The Hurt Locker : Drama Perang Irak

Sebenarnya genre film perang tidak termasuk dalam genre film favorit saya. Pun halnya seperti film horor maupun thriller. Namun kadang dalam case tertentu selera saya mendadak improvisasi secara tiba-tiba, seperti halnya ketika saya yang biasa menonton film-film komedi romantis dan “tertantang” untuk menonton film Final Destination kapan hari yang full darah sana sini X_X . Saya memang suka angin-anginan kalau nonton film ;)) . Tapi belum pernah berani menantang diri sendiri untuk sengaja nonton film horor. Udah deh, makasih banyak, sudah kenyang.. X_X

Film The Hurt Locker atau yang jika diterjemahkan secara “bahasa perang” adalah danger zone bukan hanya ingin menyampaikan pesan tentang superioritas Amerika yang (seperti biasa) selalu ber-image superb. Namun ada sisi kemanusiaan lain yang ingin disampaikan oleh Kathryne Bigalow sang sutradara & Mark Boal sebagai penulis skenarionya. Memang sih menurut banyak orang film ini kental sekali dengan “arogansi” ala Amerika ketika melakukan ekspansi ke Irak beberapa tahun lalu dengan misi menumpas rezim Saddam Hussein yang dituduh (katanya) memiliki senjata pembunuh massal yang akan membahayakan umat manusia di dunia itu lho. Padahal sampai saat ini tidak terbukti sama sekali tuh mereka punya senjata itu. Jadi kesimpulan sementara, film ini menang karena berusaha memamerkan kepada dunia bahwa ada sisi positif militerisme Amerika di Irak? Err, nggak tahu juga denk.. *takut dikeplak*  :-s

Ada beberapa sudut pandang yang (semoga) membuka hati kita sebelum memberikan judgement film ini begini, begitu, dsb. Coba ya, dari sudut pandang orang Amerika pro George Bush dulu (karena perang ini kan salah satu akibat dari kebijakan Mr. Bush beberapa waktu yang lalu kan ya?). Buat mereka pasti ini adalah salah satu film yang membanggakan. Ya betapa tidak, gambar-gambar di dalamnya seolah ingin menunjukkan bahwa Amerika adalah negara yang penuh sisi kemanusiaan, siap berkorban nyawa untuk keselamatan manusia, yang digambarkan melalui sosok tiga manusia pemberani yang mempertaruhkan nyawanya di tengah ancaman bom yang bisa saja meledak sewaktu-waktu. Demi apa? Ya demi nyawa masyarakat sipil-lah.. :>

Dari sudut pandang keluarga tentara Amerika yang keluarganya berangkat dan gugur di medan laga. Pasti sedih banget. Film ini seolah membuka luka lama mereka, memutar kembali memori detik-detik kematian keluarga mereka dalam misi militer itu :((  *sedih*

Dari sudut pandang orang Irak, tentu juga sangat memilukan bila disuguhi dengan film ini. Perang, selalu saja identik dengan kehilangannya keluarga mereka. Bukan hanya dari keluarga militer, tapi juga rakyat sipil. Saya saja nangis waktu lihat adegan yang memperlihatkan seorang warga yang menghiba minta dibebaskan dari bom bunuh diri yang dililitkan dibadannya oleh seorang teroris dan akhirnya meledak  :(( . Disini sang lakon digambarkan sebagai seorang pragmatis ketimbang jagoan yang siap mengorbankan segalanya. Takut mati juga sebenernya. Tapi masih ingin mati dengan cara yang “layak” , seperti yang dibilang oleh sersan William James,  “There’s enough bang in there to blow us all to Jesus. If I’m gonna die, I want to die comfortable..”

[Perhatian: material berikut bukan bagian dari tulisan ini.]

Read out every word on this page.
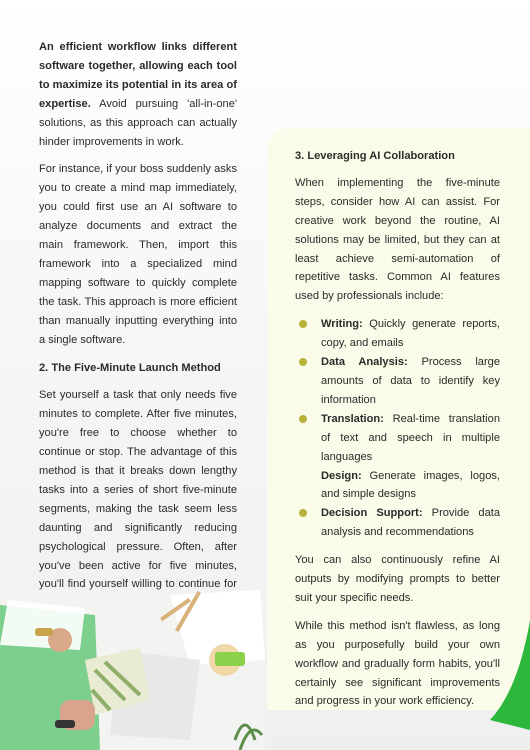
An efficient workflow links different software together, allowing each tool to maximize its potential in its area of expertise. Avoid pursuing 'all-in-one' solutions, as this approach can actually hinder improvements in work.

For instance, if your boss suddenly asks you to create a mind map immediately, you could first use an AI software to analyze documents and extract the main framework. Then, import this framework into a specialized mind mapping software to quickly complete the task. This approach is more efficient than manually inputting everything into a single software.

2. The Five-Minute Launch Method

Set yourself a task that only needs five minutes to complete. After five minutes, you're free to choose whether to continue or stop. The advantage of this method is that it breaks down lengthy tasks into a series of short five-minute segments, making the task seem less daunting and significantly reducing psychological pressure. Often, after you've been active for five minutes, you'll find yourself willing to continue for

3. Leveraging AI Collaboration

When implementing the five-minute steps, consider how AI can assist. For creative work beyond the routine, AI solutions may be limited, but they can at least achieve semi-automation of repetitive tasks. Common AI features used by professionals include:

Writing: Quickly generate reports, copy, and emails
Data Analysis: Process large amounts of data to identify key information
Translation: Real-time translation of text and speech in multiple languages
Design: Generate images, logos, and simple designs
Decision Support: Provide data analysis and recommendations

You can also continuously refine AI outputs by modifying prompts to better suit your specific needs.

While this method isn't flawless, as long as you purposefully build your own workflow and gradually form habits, you'll certainly see significant improvements and progress in your work efficiency.
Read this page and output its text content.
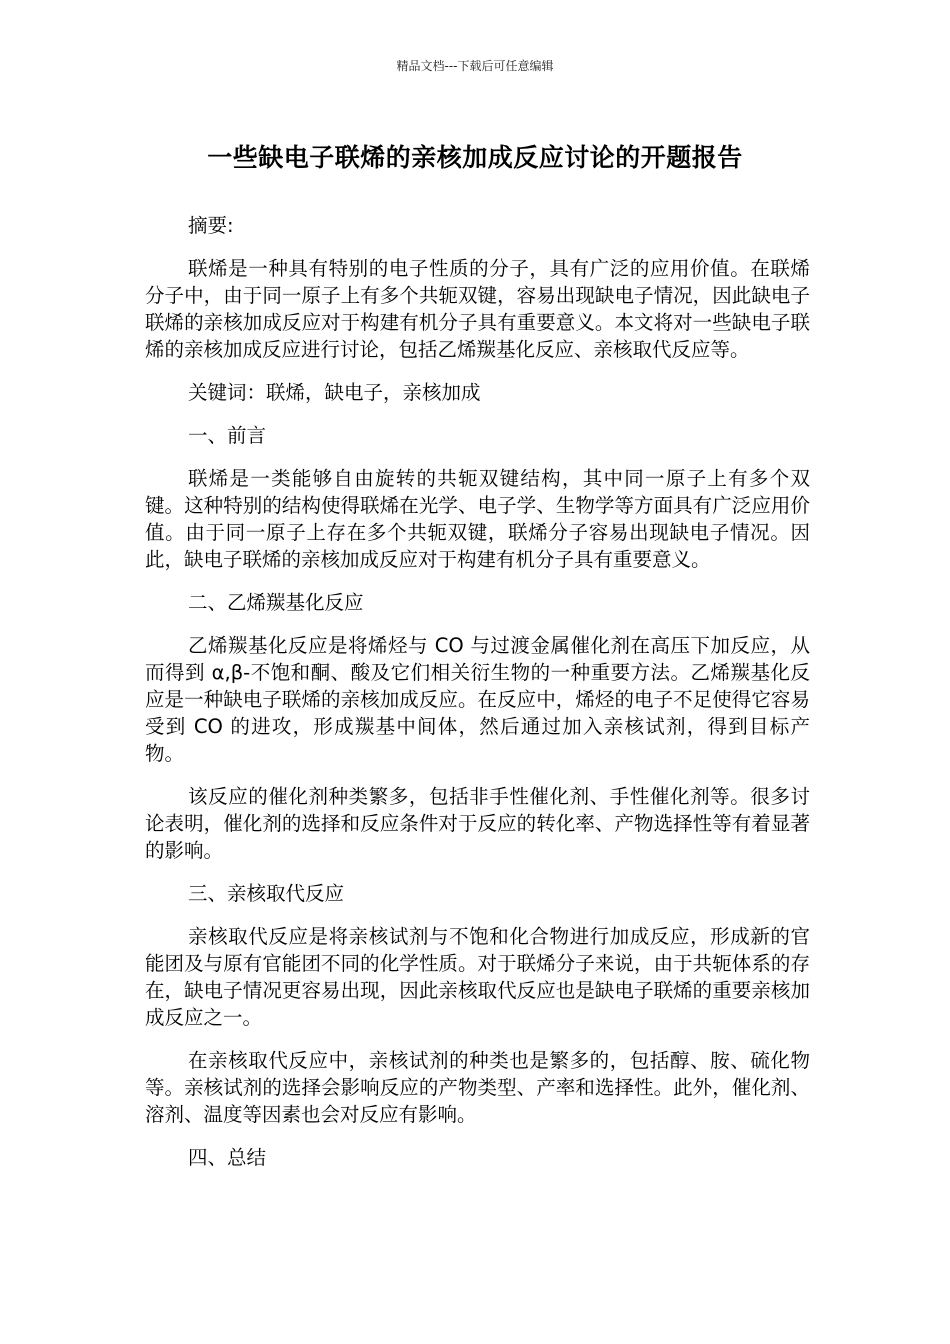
精品文档---下载后可任意编辑
一些缺电子联烯的亲核加成反应讨论的开题报告

摘要:

联烯是一种具有特别的电子性质的分子，具有广泛的应用价值。在联烯分子中，由于同一原子上有多个共轭双键，容易出现缺电子情况，因此缺电子联烯的亲核加成反应对于构建有机分子具有重要意义。本文将对一些缺电子联烯的亲核加成反应进行讨论，包括乙烯羰基化反应、亲核取代反应等。

关键词：联烯，缺电子，亲核加成

一、前言

联烯是一类能够自由旋转的共轭双键结构，其中同一原子上有多个双键。这种特别的结构使得联烯在光学、电子学、生物学等方面具有广泛应用价值。由于同一原子上存在多个共轭双键，联烯分子容易出现缺电子情况。因此，缺电子联烯的亲核加成反应对于构建有机分子具有重要意义。

二、乙烯羰基化反应

乙烯羰基化反应是将烯烃与 CO 与过渡金属催化剂在高压下加反应，从而得到 α,β-不饱和酮、酸及它们相关衍生物的一种重要方法。乙烯羰基化反应是一种缺电子联烯的亲核加成反应。在反应中，烯烃的电子不足使得它容易受到 CO 的进攻，形成羰基中间体，然后通过加入亲核试剂，得到目标产物。

该反应的催化剂种类繁多，包括非手性催化剂、手性催化剂等。很多讨论表明，催化剂的选择和反应条件对于反应的转化率、产物选择性等有着显著的影响。

三、亲核取代反应

亲核取代反应是将亲核试剂与不饱和化合物进行加成反应，形成新的官能团及与原有官能团不同的化学性质。对于联烯分子来说，由于共轭体系的存在，缺电子情况更容易出现，因此亲核取代反应也是缺电子联烯的重要亲核加成反应之一。

在亲核取代反应中，亲核试剂的种类也是繁多的，包括醇、胺、硫化物等。亲核试剂的选择会影响反应的产物类型、产率和选择性。此外，催化剂、溶剂、温度等因素也会对反应有影响。

四、总结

Ah tapi sudahlah, kalau kita berkutat dengan opini masing-masing ya nggak akan pernah menjadikan film sebagai hiburan, malah debat kusir nantinya (saya sosok yang netral rupanya ya? ;)) ). Karena buat saya nonton itu ya buat hiburan, bukan buat menjadikannya perdebatan. Kalau buat saya yang penting ada nilai moral yang bisa diambil dari sebuah film. Mau ada nilai politisnya, mau ada khayalnya, mau ada ini itunya, buat saya nonton itu bagian dari meng-entertain diri. Itu aja sih. Ya yang beda pendapat sih monggo ya, masih dihalalkan lho.. ;). It’s a movie not a documentary..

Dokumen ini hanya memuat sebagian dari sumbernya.